O Ministério do Trabalho e Emprego (MTE) divulgou dados do Cadastro Geral de Empregados e Desempregados (Caged) referentes a agosto, e veio a notícia boa: Paragominas é o 3º município que mais gera empregos formais no Pará em 2017. Mais cedo, o Instituto Brasileiro de Geografia e Estatística (IBGE) tinha divulgado dados da produção agrícola, e Paragominas ficou em 1º lugar no estado, no quesito geração de riquezas no campo.

Todas essas informações mostram o quão sólida está a economia local. No tocante aos dados da geração de empregos, cabe ressaltar que o Caged é uma espécie de bússola do mercado de trabalho com carteira assinada e mensura as contratações e demissões de trabalhadores em determinado período.

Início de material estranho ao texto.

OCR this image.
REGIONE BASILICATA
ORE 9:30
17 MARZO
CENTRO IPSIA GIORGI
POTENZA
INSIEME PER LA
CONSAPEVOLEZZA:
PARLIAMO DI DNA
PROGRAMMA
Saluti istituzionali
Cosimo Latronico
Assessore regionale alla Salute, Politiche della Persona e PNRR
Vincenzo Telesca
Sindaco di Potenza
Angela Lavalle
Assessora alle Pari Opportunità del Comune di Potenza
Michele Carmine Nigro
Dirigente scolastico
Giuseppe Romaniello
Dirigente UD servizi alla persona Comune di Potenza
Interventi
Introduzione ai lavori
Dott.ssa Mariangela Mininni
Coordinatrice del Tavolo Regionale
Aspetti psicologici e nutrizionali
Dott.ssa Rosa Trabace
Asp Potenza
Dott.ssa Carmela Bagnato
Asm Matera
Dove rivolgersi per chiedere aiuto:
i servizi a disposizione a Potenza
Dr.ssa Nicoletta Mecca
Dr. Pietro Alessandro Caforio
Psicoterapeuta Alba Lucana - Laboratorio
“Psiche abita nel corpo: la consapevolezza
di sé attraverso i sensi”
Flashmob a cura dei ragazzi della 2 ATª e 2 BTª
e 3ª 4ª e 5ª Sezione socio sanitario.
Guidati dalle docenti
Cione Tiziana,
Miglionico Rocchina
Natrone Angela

Dos 5.570 municípios brasileiros, Paragominas está posicionado na confortável 221ª colocação de maior empregador nacional, o que se torna um cartaz para atração de novos investimentos — empresários visionários geralmente fogem de localidades afundadas em desemprego, já que o desemprego acelera o passo de outros transtornos sociais, como a criminalidade. Aqui no Pará, apenas os municípios de Marabá (com 2.066 oportunidades e 21ª colocação nacional) e Barcarena (com 958 oportunidades e 107ª colocação nacional) apresentaram resultado melhor.

De janeiro a agosto deste ano, Paragominas criou 532 postos de trabalho, o melhor resultado desde 2014. Em 2015, o município fechou 438 vagas e, em 2016, encerrou 891 oportunidades, apontam as estatísticas do Ministério do Trabalho e Emprego.
Além de apresentar saldo global positivo, todos os setores do mercado de trabalho paragominense estão no azul: o setor de serviços está positivo em 159 postos; a construção civil, em 123; a indústria de transformação, em 112; a indústria mineral, em 76; a agropecuária, em 30; e os setores de serviços e comércio, juntos, estão prosperando em 32 oportunidades.

Onde há vagas 

No mês de agosto, as empresas locais preencheram vagas nas seguintes ocupações: explorador de madeiras, produtor de mudas e sementes, trabalhador de extração florestal, operador de colhedor florestal, ajudante de carvoaria, magarefe, trabalhador de pecuária bovina de corte, operador de motosserra, operador de caixa e auxiliar de escritório.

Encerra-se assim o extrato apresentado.